One of the most interesting aspects of this poem is the way that Coleridge actually shows the passage of time. You might be tempted to think that his change of mind from thinking that the bower is a prison to thinking that Nature is glorious everywhere comes too suddenly to be believable. But it doesn't come suddenly – as the speaker talks his way through the poem, we watch the light pass down through the trees while the sun is still high, then pass sideways at sunset, and finally we get the last bit of evening light as the rook flies out of vision. Notice especially the relation of light and foliage in this poem.

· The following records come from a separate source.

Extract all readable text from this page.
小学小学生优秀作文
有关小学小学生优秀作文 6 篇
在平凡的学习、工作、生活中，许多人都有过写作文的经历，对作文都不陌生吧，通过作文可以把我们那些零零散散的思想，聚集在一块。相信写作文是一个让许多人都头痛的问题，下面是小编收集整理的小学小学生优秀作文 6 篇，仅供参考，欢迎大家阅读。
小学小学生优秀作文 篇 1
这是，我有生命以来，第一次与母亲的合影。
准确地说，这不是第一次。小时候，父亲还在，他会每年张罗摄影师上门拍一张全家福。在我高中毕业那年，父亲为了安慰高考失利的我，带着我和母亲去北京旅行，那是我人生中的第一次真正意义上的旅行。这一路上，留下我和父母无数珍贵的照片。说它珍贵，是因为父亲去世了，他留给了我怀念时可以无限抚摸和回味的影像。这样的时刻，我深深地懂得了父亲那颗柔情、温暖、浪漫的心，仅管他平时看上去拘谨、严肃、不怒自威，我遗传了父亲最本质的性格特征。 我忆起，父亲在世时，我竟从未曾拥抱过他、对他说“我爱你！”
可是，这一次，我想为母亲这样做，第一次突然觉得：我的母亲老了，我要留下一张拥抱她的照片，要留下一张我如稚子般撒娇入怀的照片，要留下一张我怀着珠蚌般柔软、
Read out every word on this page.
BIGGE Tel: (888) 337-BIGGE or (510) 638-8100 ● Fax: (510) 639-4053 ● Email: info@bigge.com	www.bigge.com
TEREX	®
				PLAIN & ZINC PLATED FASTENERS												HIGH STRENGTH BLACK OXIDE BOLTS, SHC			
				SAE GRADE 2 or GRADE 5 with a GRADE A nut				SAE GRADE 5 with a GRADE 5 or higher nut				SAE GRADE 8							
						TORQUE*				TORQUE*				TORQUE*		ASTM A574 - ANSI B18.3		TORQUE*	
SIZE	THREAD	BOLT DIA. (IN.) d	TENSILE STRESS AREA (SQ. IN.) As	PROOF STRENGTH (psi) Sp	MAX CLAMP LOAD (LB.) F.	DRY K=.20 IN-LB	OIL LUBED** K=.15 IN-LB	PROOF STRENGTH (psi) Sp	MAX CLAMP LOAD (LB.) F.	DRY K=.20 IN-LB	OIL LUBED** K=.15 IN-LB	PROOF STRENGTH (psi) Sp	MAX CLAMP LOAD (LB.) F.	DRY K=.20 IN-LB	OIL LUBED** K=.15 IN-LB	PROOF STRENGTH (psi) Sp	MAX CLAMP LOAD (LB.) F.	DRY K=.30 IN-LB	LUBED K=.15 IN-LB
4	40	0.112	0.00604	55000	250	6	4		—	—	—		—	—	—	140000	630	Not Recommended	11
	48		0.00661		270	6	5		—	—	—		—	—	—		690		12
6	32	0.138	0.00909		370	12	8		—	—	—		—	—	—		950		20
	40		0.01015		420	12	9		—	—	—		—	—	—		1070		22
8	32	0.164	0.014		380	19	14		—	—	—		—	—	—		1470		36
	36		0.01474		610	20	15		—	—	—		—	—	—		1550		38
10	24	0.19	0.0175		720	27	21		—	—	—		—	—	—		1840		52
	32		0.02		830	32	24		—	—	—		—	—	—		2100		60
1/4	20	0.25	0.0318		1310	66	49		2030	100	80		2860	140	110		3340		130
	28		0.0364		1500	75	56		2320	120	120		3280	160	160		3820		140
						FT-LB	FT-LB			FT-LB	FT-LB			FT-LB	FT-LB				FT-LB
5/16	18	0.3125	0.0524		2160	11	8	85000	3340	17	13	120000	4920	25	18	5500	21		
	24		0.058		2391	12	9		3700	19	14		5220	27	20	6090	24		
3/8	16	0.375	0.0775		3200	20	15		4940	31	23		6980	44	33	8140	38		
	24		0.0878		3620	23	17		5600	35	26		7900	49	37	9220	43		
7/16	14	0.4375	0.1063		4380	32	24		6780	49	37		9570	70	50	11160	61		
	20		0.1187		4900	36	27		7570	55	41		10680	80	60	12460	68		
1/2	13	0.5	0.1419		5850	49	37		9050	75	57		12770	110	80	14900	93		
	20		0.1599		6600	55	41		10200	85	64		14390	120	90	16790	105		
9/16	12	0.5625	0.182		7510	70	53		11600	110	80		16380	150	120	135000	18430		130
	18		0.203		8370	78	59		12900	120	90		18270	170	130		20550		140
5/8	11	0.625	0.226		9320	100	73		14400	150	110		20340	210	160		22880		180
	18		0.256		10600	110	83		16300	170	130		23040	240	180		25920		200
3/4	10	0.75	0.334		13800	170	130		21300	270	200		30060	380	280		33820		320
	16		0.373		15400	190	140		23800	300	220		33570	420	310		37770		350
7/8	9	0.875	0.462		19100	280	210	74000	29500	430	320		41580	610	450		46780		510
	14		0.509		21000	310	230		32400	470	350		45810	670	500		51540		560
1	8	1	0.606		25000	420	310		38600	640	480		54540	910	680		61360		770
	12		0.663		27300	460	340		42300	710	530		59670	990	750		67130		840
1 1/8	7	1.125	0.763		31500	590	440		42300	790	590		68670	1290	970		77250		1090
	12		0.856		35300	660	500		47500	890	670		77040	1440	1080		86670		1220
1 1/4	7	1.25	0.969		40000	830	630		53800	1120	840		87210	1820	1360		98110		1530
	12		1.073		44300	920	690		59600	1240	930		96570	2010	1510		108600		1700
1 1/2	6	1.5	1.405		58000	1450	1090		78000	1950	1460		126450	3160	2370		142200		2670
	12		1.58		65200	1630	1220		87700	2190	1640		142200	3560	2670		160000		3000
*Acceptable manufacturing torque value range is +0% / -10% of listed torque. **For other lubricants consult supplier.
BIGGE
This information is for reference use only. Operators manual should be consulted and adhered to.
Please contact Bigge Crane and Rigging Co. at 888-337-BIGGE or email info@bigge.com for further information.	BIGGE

- Line 11: The first stanza contains imagery of light falling through a dense, wooded ravine that will be picked up on in the third stanza.
- Lines 25-27: The late afternoon sun goes down further and further as the poem goes on, a detail that Coleridge shows us in subtle ways. Here, the sails of a wee little boat are lit up by sun, but the islands already appear "purple" in the early evening.
- Lines 33-38: As sunset approaches, the speaker speaks directly to the players who will make this the best darned sunset you've ever seen: the sun, the shining flowers, the "burning" clouds, and the trees in the distance. Addressing things that cannot reply in poetry is called apostrophe.
- Lines 55-57: The ivy is darker than the trees around it, so it looks like a black "mass" of dark stuff in the evening.
- Lines 72-73: The sun has set, the air is "dusky," and the rook grows dimmer and dimmer as it flies toward the last bit of light remaining. Rooks have black feathers.